Mit der Unterstützung ihrer Mutter und ihrer älteren Schwester führt Akhi in Khulna ein eigenes Geschäft. Sie verkaufen Kleider, Tuniken und Schmuck, alles stellt Akhi selber her. Die Gemeinde bestellte Tuniken und Kinderkleider. Über soziale Medien brachte sie sich bei, wie man aus Papier und Perlen Blumenvasen, Matten, Taschen und Schmuck herstellt. 3.000 Taka verdiente sie, 34 Schweizer Franken. Durch das zusätzliche Einkommen der jüngsten Tochter konnte sich die Familie endlich gutes Essen leisten, Fleisch, Fisch und frisches Obst. Doch dann kam Corona. Und Akhi musste sich wieder verändern.

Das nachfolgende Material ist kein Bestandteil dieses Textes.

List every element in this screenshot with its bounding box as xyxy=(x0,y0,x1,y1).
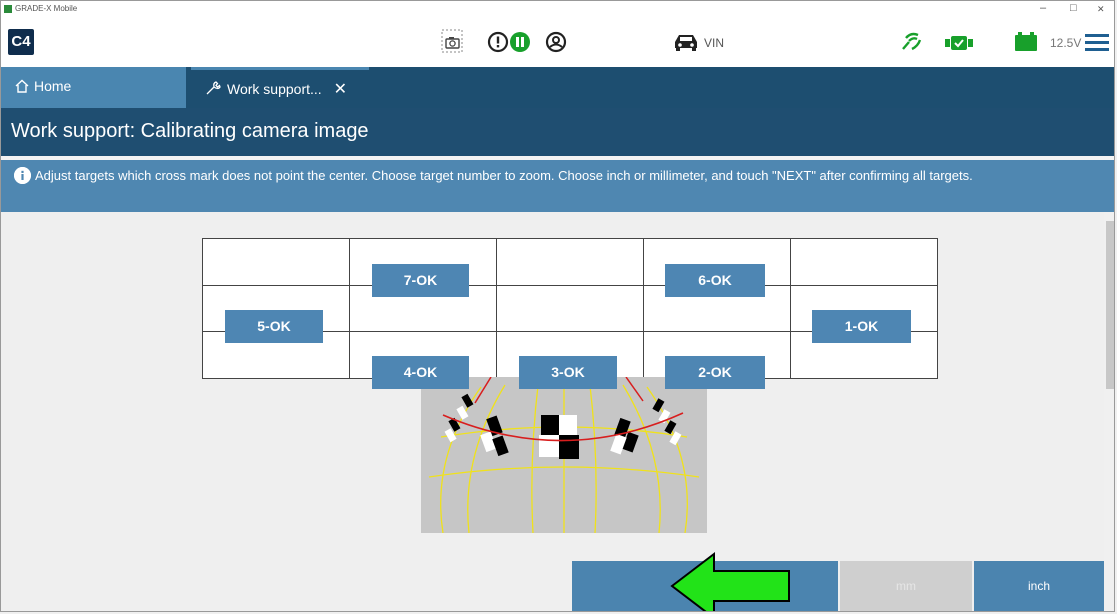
page-header: Work support: Calibrating camera image xyxy=(1,108,1114,156)
toolbar: C4 VIN 12.5V xyxy=(1,19,1114,67)
tab-close-icon[interactable]: ✕ xyxy=(334,81,347,98)
target-1-button[interactable]: 1-OK xyxy=(812,310,911,343)
tab-home-label: Home xyxy=(34,78,72,94)
target-6-button[interactable]: 6-OK xyxy=(665,264,765,297)
car-icon[interactable] xyxy=(672,33,700,56)
camera-image xyxy=(421,377,707,533)
battery-icon[interactable] xyxy=(1014,32,1038,57)
window-titlebar: GRADE-X Mobile – □ ✕ xyxy=(1,1,1114,19)
info-text: Adjust targets which cross mark does not… xyxy=(35,168,973,183)
target-4-button[interactable]: 4-OK xyxy=(372,356,469,389)
page-title: Work support: Calibrating camera image xyxy=(11,120,369,142)
alert-icon[interactable] xyxy=(487,31,509,58)
target-5-button[interactable]: 5-OK xyxy=(225,310,323,343)
screenshot-icon[interactable] xyxy=(441,29,463,58)
calibration-area: 7-OK 6-OK 5-OK 1-OK 4-OK 3-OK 2-OK Next … xyxy=(1,212,1114,611)
vin-label[interactable]: VIN xyxy=(704,36,724,50)
tab-bar: Home Work support... ✕ xyxy=(1,67,1114,108)
wrench-icon xyxy=(205,72,221,110)
green-arrow-icon xyxy=(670,551,792,611)
target-3-button[interactable]: 3-OK xyxy=(519,356,617,389)
app-icon xyxy=(4,5,12,13)
wireless-icon[interactable] xyxy=(899,29,923,58)
window-close-button[interactable]: ✕ xyxy=(1097,4,1105,15)
pause-icon[interactable] xyxy=(509,31,531,58)
target-2-button[interactable]: 2-OK xyxy=(665,356,765,389)
tab-work-support[interactable]: Work support... ✕ xyxy=(191,67,369,108)
c4-logo[interactable]: C4 xyxy=(8,29,34,55)
target-7-button[interactable]: 7-OK xyxy=(372,264,469,297)
menu-icon[interactable] xyxy=(1085,33,1109,56)
mm-button[interactable]: mm xyxy=(840,561,972,611)
minimize-button[interactable]: – xyxy=(1040,2,1046,14)
inch-button[interactable]: inch xyxy=(974,561,1104,611)
info-banner: Adjust targets which cross mark does not… xyxy=(1,160,1114,212)
battery-voltage: 12.5V xyxy=(1050,36,1082,50)
home-icon xyxy=(15,69,29,107)
app-window: GRADE-X Mobile – □ ✕ C4 VIN 12.5V Home W… xyxy=(0,0,1115,612)
user-icon[interactable] xyxy=(545,31,567,58)
battery-connector-icon[interactable] xyxy=(945,35,973,56)
app-title: GRADE-X Mobile xyxy=(15,4,78,13)
maximize-button[interactable]: □ xyxy=(1070,2,1077,14)
tab-work-support-label: Work support... xyxy=(227,81,322,97)
scrollbar-thumb[interactable] xyxy=(1106,221,1114,389)
tab-home[interactable]: Home xyxy=(1,67,186,108)
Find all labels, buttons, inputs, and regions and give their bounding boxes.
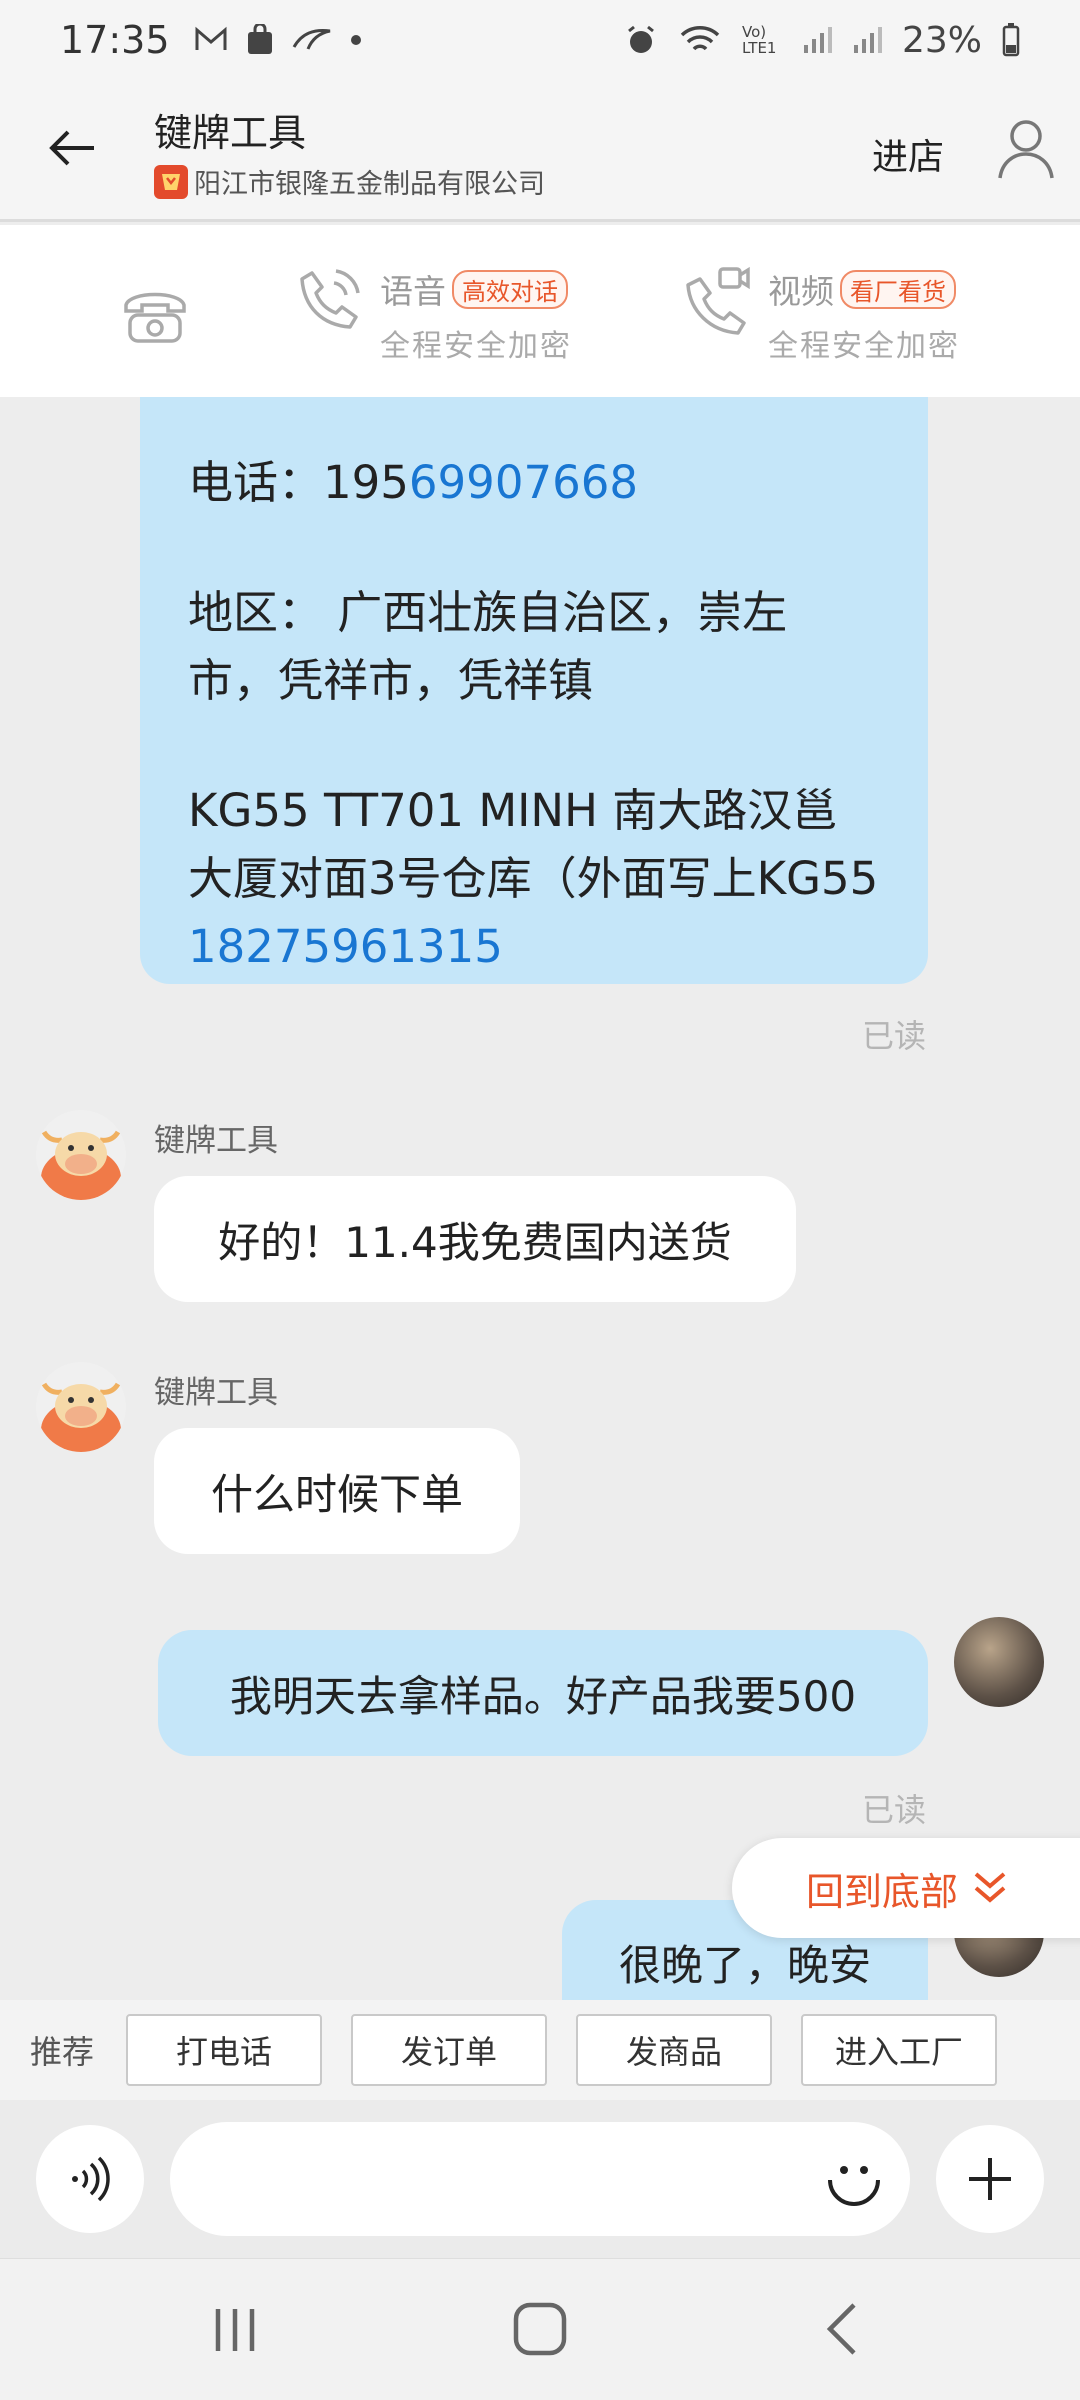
volte-icon: Vo) LTE1 bbox=[741, 23, 777, 57]
back-icon[interactable] bbox=[822, 2301, 862, 2357]
user-profile-icon[interactable] bbox=[996, 116, 1056, 180]
address-line-1: KG55 TT701 MINH 南大路汉邕 bbox=[188, 784, 838, 837]
phone-plain: 195 bbox=[323, 456, 409, 509]
region-line-1: 地区： 广西壮族自治区，崇左 bbox=[188, 586, 788, 639]
send-order-button[interactable]: 发订单 bbox=[351, 2014, 548, 2086]
mail-icon bbox=[195, 26, 227, 50]
recommend-bar: 推荐 打电话 发订单 发商品 进入工厂 bbox=[0, 2000, 1080, 2100]
input-bar bbox=[0, 2100, 1080, 2258]
send-product-button[interactable]: 发商品 bbox=[576, 2014, 773, 2086]
sender-name: 键牌工具 bbox=[154, 1375, 278, 1411]
address-message-bubble[interactable]: 电话：19569907668 地区： 广西壮族自治区，崇左 市，凭祥市，凭祥镇 … bbox=[140, 397, 928, 984]
signal-icon bbox=[803, 27, 832, 53]
phone-link[interactable]: 69907668 bbox=[409, 456, 638, 509]
video-tag: 看厂看货 bbox=[840, 269, 956, 309]
recent-apps-icon[interactable] bbox=[210, 2305, 260, 2355]
voice-sub: 全程安全加密 bbox=[380, 329, 572, 364]
seller-avatar[interactable] bbox=[36, 1110, 126, 1200]
address-phone-link[interactable]: 18275961315 bbox=[188, 913, 884, 981]
emoji-icon[interactable] bbox=[824, 2150, 884, 2210]
message-text: 好的！11.4我免费国内送货 bbox=[218, 1217, 732, 1267]
message-text: 什么时候下单 bbox=[210, 1469, 463, 1519]
back-arrow-icon[interactable] bbox=[44, 120, 100, 176]
message-bubble[interactable]: 好的！11.4我免费国内送货 bbox=[154, 1176, 796, 1302]
plus-button[interactable] bbox=[936, 2125, 1044, 2233]
video-sub: 全程安全加密 bbox=[768, 329, 960, 364]
dot-icon bbox=[350, 35, 361, 45]
message-bubble[interactable]: 什么时候下单 bbox=[154, 1428, 520, 1554]
cow-avatar-icon bbox=[41, 1130, 121, 1200]
message-bubble-own[interactable]: 我明天去拿样品。好产品我要500 bbox=[158, 1630, 928, 1756]
system-nav-bar bbox=[0, 2258, 1080, 2400]
message-text: 很晚了，晚安 bbox=[618, 1941, 871, 1990]
plus-icon bbox=[969, 2158, 1011, 2200]
message-text: 我明天去拿样品。好产品我要500 bbox=[229, 1671, 857, 1721]
status-time: 17:35 bbox=[60, 18, 170, 62]
shopping-bag-icon bbox=[247, 24, 272, 54]
region-line-2: 市，凭祥市，凭祥镇 bbox=[188, 654, 594, 707]
shop-badge-icon bbox=[154, 164, 188, 199]
chat-header: 键牌工具 阳江市银隆五金制品有限公司 进店 bbox=[0, 80, 1080, 222]
video-call-icon bbox=[686, 266, 750, 335]
company-subtitle[interactable]: 阳江市银隆五金制品有限公司 bbox=[154, 162, 545, 201]
call-bar: 语音 高效对话 全程安全加密 视频 看厂看货 全程安全加密 bbox=[0, 225, 1080, 397]
voice-tag: 高效对话 bbox=[452, 269, 568, 309]
battery-percent: 23% bbox=[901, 19, 982, 61]
signal-icon bbox=[853, 27, 882, 53]
video-label: 视频 bbox=[768, 272, 834, 311]
read-receipt: 已读 bbox=[862, 1791, 927, 1829]
enter-factory-button[interactable]: 进入工厂 bbox=[801, 2014, 998, 2086]
company-name: 阳江市银隆五金制品有限公司 bbox=[194, 169, 545, 200]
status-bar: 17:35 Vo) LTE1 23% bbox=[0, 0, 1080, 80]
double-chevron-down-icon bbox=[974, 1872, 1006, 1903]
voice-wave-icon bbox=[72, 2156, 110, 2202]
back-to-bottom-label: 回到底部 bbox=[806, 1869, 959, 1914]
wifi-icon bbox=[680, 26, 720, 51]
battery-icon bbox=[1002, 23, 1020, 57]
chat-area[interactable]: 电话：19569907668 地区： 广西壮族自治区，崇左 市，凭祥市，凭祥镇 … bbox=[0, 397, 1080, 2000]
call-shortcut-button[interactable]: 打电话 bbox=[126, 2014, 323, 2086]
bird-logo-icon bbox=[292, 29, 330, 50]
voice-input-button[interactable] bbox=[36, 2125, 144, 2233]
alarm-icon bbox=[628, 25, 654, 53]
seller-avatar[interactable] bbox=[36, 1362, 126, 1452]
recommend-label: 推荐 bbox=[30, 2033, 95, 2071]
chat-title: 键牌工具 bbox=[154, 111, 307, 155]
enter-shop-button[interactable]: 进店 bbox=[872, 128, 944, 180]
voice-call-button[interactable]: 语音 高效对话 全程安全加密 bbox=[294, 265, 572, 365]
message-input[interactable] bbox=[170, 2122, 910, 2236]
sender-name: 键牌工具 bbox=[154, 1123, 278, 1159]
back-to-bottom-button[interactable]: 回到底部 bbox=[732, 1838, 1080, 1938]
read-receipt: 已读 bbox=[862, 1017, 927, 1055]
phone-label: 电话： bbox=[188, 456, 324, 509]
cow-avatar-icon bbox=[41, 1382, 121, 1452]
home-icon[interactable] bbox=[512, 2301, 568, 2357]
telephone-icon[interactable] bbox=[120, 281, 190, 345]
user-avatar[interactable] bbox=[954, 1617, 1044, 1707]
video-call-button[interactable]: 视频 看厂看货 全程安全加密 bbox=[682, 265, 960, 365]
address-line-2: 大厦对面3号仓库（外面写上KG55 bbox=[188, 852, 879, 905]
voice-label: 语音 bbox=[380, 272, 446, 311]
phone-call-icon bbox=[300, 269, 360, 329]
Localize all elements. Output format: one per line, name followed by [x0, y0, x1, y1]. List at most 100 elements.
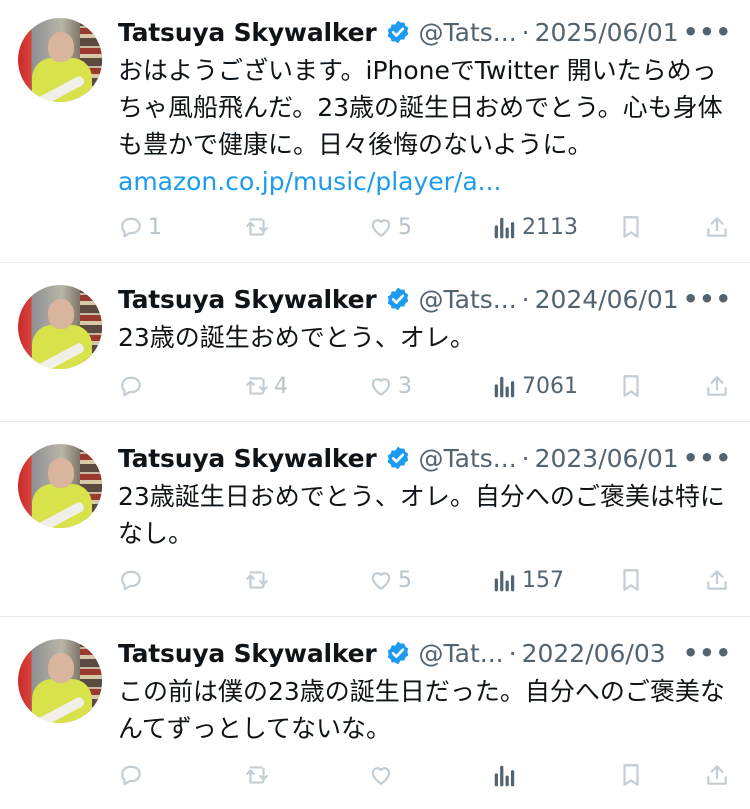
verified-badge-icon	[387, 641, 408, 665]
views-icon	[494, 765, 515, 787]
retweet-icon	[246, 377, 268, 395]
author-name[interactable]: Tatsuya Skywalker	[118, 444, 377, 473]
tweet-date[interactable]: 2023/06/01	[535, 444, 679, 473]
views-count: 7061	[522, 373, 578, 399]
bookmark-icon	[623, 764, 639, 786]
like-count: 5	[398, 567, 412, 593]
bookmark-icon	[623, 375, 639, 397]
bookmark-button[interactable]	[618, 212, 644, 242]
avatar[interactable]	[18, 18, 102, 102]
retweet-count: 4	[274, 373, 288, 399]
reply-count: 1	[148, 214, 162, 240]
tweet-header: Tatsuya Skywalker @Tats... · 2023/06/01 …	[118, 440, 732, 476]
avatar-head	[48, 458, 74, 488]
reply-button[interactable]	[118, 760, 148, 790]
like-button[interactable]: 5	[368, 212, 412, 242]
reply-icon	[121, 217, 141, 238]
like-count: 3	[398, 373, 412, 399]
tweet[interactable]: Tatsuya Skywalker @Tats... · 2024/06/01 …	[0, 263, 750, 421]
tweet-text-block: 23歳の誕生おめでとう、オレ。	[118, 319, 734, 356]
tweet-actions: 4 3 7061	[118, 371, 732, 401]
tweet-text: おはようございます。iPhoneでTwitter 開いたらめっちゃ風船飛んだ。2…	[118, 56, 723, 159]
more-icon[interactable]: •••	[683, 287, 732, 311]
retweet-button[interactable]	[244, 212, 274, 242]
tweet[interactable]: Tatsuya Skywalker @Tats... · 2023/06/01 …	[0, 422, 750, 616]
reply-icon	[121, 570, 141, 591]
share-button[interactable]	[704, 565, 730, 595]
reply-button[interactable]: 1	[118, 212, 162, 242]
more-icon[interactable]: •••	[683, 20, 732, 44]
heart-icon	[371, 219, 391, 237]
author-handle[interactable]: @Tats...	[419, 444, 517, 473]
retweet-icon	[246, 571, 268, 589]
author-handle[interactable]: @Tat...	[419, 639, 504, 668]
views-button[interactable]: 7061	[492, 371, 578, 401]
bookmark-button[interactable]	[618, 565, 644, 595]
views-count: 2113	[522, 214, 578, 240]
tweet-header: Tatsuya Skywalker @Tats... · 2024/06/01 …	[118, 281, 732, 317]
like-button[interactable]: 3	[368, 371, 412, 401]
verified-badge-icon	[387, 446, 408, 470]
reply-button[interactable]	[118, 565, 148, 595]
retweet-button[interactable]	[244, 565, 274, 595]
reply-icon	[121, 765, 141, 786]
views-icon	[494, 376, 515, 398]
verified-badge-icon	[387, 287, 408, 311]
bookmark-icon	[623, 216, 639, 238]
tweet-date[interactable]: 2025/06/01	[535, 18, 679, 47]
like-button[interactable]: 5	[368, 565, 412, 595]
share-button[interactable]	[704, 212, 730, 242]
tweet-actions: 1 5 2113	[118, 212, 732, 242]
share-button[interactable]	[704, 371, 730, 401]
share-icon	[707, 376, 727, 396]
retweet-button[interactable]	[244, 760, 274, 790]
avatar-head	[48, 299, 74, 329]
like-count: 5	[398, 214, 412, 240]
retweet-icon	[246, 218, 268, 236]
views-button[interactable]: 157	[492, 565, 564, 595]
tweet-text: 23歳の誕生おめでとう、オレ。	[118, 323, 475, 352]
reply-icon	[121, 376, 141, 397]
views-icon	[494, 217, 515, 239]
views-icon	[494, 570, 515, 592]
tweet-text-block: 23歳誕生日おめでとう、オレ。自分へのご褒美は特になし。	[118, 478, 734, 552]
views-button[interactable]: 2113	[492, 212, 578, 242]
tweet-date[interactable]: 2024/06/01	[535, 285, 679, 314]
avatar[interactable]	[18, 444, 102, 528]
retweet-icon	[246, 766, 268, 784]
tweet-text: 23歳誕生日おめでとう、オレ。自分へのご褒美は特になし。	[118, 482, 725, 548]
like-button[interactable]	[368, 760, 398, 790]
reply-button[interactable]	[118, 371, 148, 401]
separator: ·	[521, 443, 530, 473]
share-button[interactable]	[704, 760, 730, 790]
tweet-header: Tatsuya Skywalker @Tats... · 2025/06/01 …	[118, 14, 732, 50]
author-name[interactable]: Tatsuya Skywalker	[118, 639, 377, 668]
heart-icon	[371, 378, 391, 396]
tweet-header: Tatsuya Skywalker @Tat... · 2022/06/03 •…	[118, 635, 732, 671]
views-button[interactable]	[492, 760, 522, 790]
avatar[interactable]	[18, 285, 102, 369]
more-icon[interactable]: •••	[683, 446, 732, 470]
author-name[interactable]: Tatsuya Skywalker	[118, 285, 377, 314]
avatar[interactable]	[18, 639, 102, 723]
tweet[interactable]: Tatsuya Skywalker @Tat... · 2022/06/03 •…	[0, 617, 750, 809]
bookmark-icon	[623, 569, 639, 591]
tweet-actions: 5 157	[118, 565, 732, 595]
retweet-button[interactable]: 4	[244, 371, 288, 401]
share-icon	[707, 570, 727, 590]
tweet-date[interactable]: 2022/06/03	[522, 639, 666, 668]
avatar-head	[48, 32, 74, 62]
author-handle[interactable]: @Tats...	[419, 18, 517, 47]
bookmark-button[interactable]	[618, 760, 644, 790]
author-handle[interactable]: @Tats...	[419, 285, 517, 314]
avatar-head	[48, 653, 74, 683]
author-name[interactable]: Tatsuya Skywalker	[118, 18, 377, 47]
bookmark-button[interactable]	[618, 371, 644, 401]
heart-icon	[371, 767, 391, 785]
tweet[interactable]: Tatsuya Skywalker @Tats... · 2025/06/01 …	[0, 0, 750, 262]
separator: ·	[508, 638, 517, 668]
tweet-link[interactable]: amazon.co.jp/music/player/a...	[118, 163, 734, 200]
more-icon[interactable]: •••	[683, 641, 732, 665]
share-icon	[707, 217, 727, 237]
tweet-text-block: おはようございます。iPhoneでTwitter 開いたらめっちゃ風船飛んだ。2…	[118, 52, 734, 200]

«Alles kam zum Stillstand, als sich das Virus in unserem Land auszubreiten begann. Meine Mutter und meine Schwester konnten nicht zur Arbeit in die Garnelenfabrik gehen, und ich konnte meinen Laden nicht offenhalten», erzählt sie. Die Regierung schloss die Fabriken, die Menschen mussten zuhause bleiben und die Arbeitsaufträge für Akhi gingen zurück. Es blieb nur knapp ein Drittel von dem, was sie vorher verdient hatte, gerade einmal 11 Franken. Akhi fing an, Drachen herzustellen, die die Kinder auf den Dächern ihrer Häuser steigen lassen konnten. Und sie produzierte Masken, die die Gemeinschaft dringend brauchte.

Bangladesch: Ein Mädchen hält ihre Auszeichnung als «Real Life Hero» in den Händen.

Die Vereinten Nationen haben Akhi als «Real Life Hero» anerkannt, weil sie in der Corona-Krise mit günstigen bis kostenlosen Masken ihre Nachbarn unterstützt.

Eine wahre «Heldin des Alltags»

«Als das Coronavirus kam, gab es kaum Masken auf dem Markt, und sie waren sehr teuer. Die armen Menschen in unserer Gemeinde konnten sie nicht kaufen», so Akhi. Seitdem näht sie den zwingend erforderlichen Mund-Nase-Schutz selbst und verkauft ihn zu einem niedrigen Preis, damit ihn sich alle Menschen in ihrer Nachbarschaft leisten können. «Denen, die kein Geld haben, gebe ich die Masken sogar umsonst», sagt Akhi. Das Amt der Vereinten Nationen für die Koordinierung humanitärer Angelegenheiten (kurz: UN OCHA) hat sie darum zu einem «Real Life Hero» ernannt, einer wahren Heldin des Alltags.

«World Vision hat uns gelehrt, gut zu unseren Nachbarn zu sein», sagt Anowara. Sie haben ihren Nachbarn beigebracht, auf ihren Schutz und Hygiene zu achten, nicht nur Masken zu tragen, sondern auch, Distanz zu wahren und die Hände mit Seife und fliessend Wasser zu waschen. Projektmitarbeiterin Abeda ist sicher, dass die Gemeinschaft auch langfristig davon profitiert, um sicher durch die Pandemie zu kommen. Für World Vision steht fest: Akhi ist ein tolles Beispiel, wie es gelingen kann, Nachbarn in Not zu helfen und eine ganze Gemeinschaft zu fördern. Und das alles, indem man einem 17-jährigen Mädchen eine neue Chance gibt, sich zu verändern und ihre Zukunft in die Hand zu nehmen.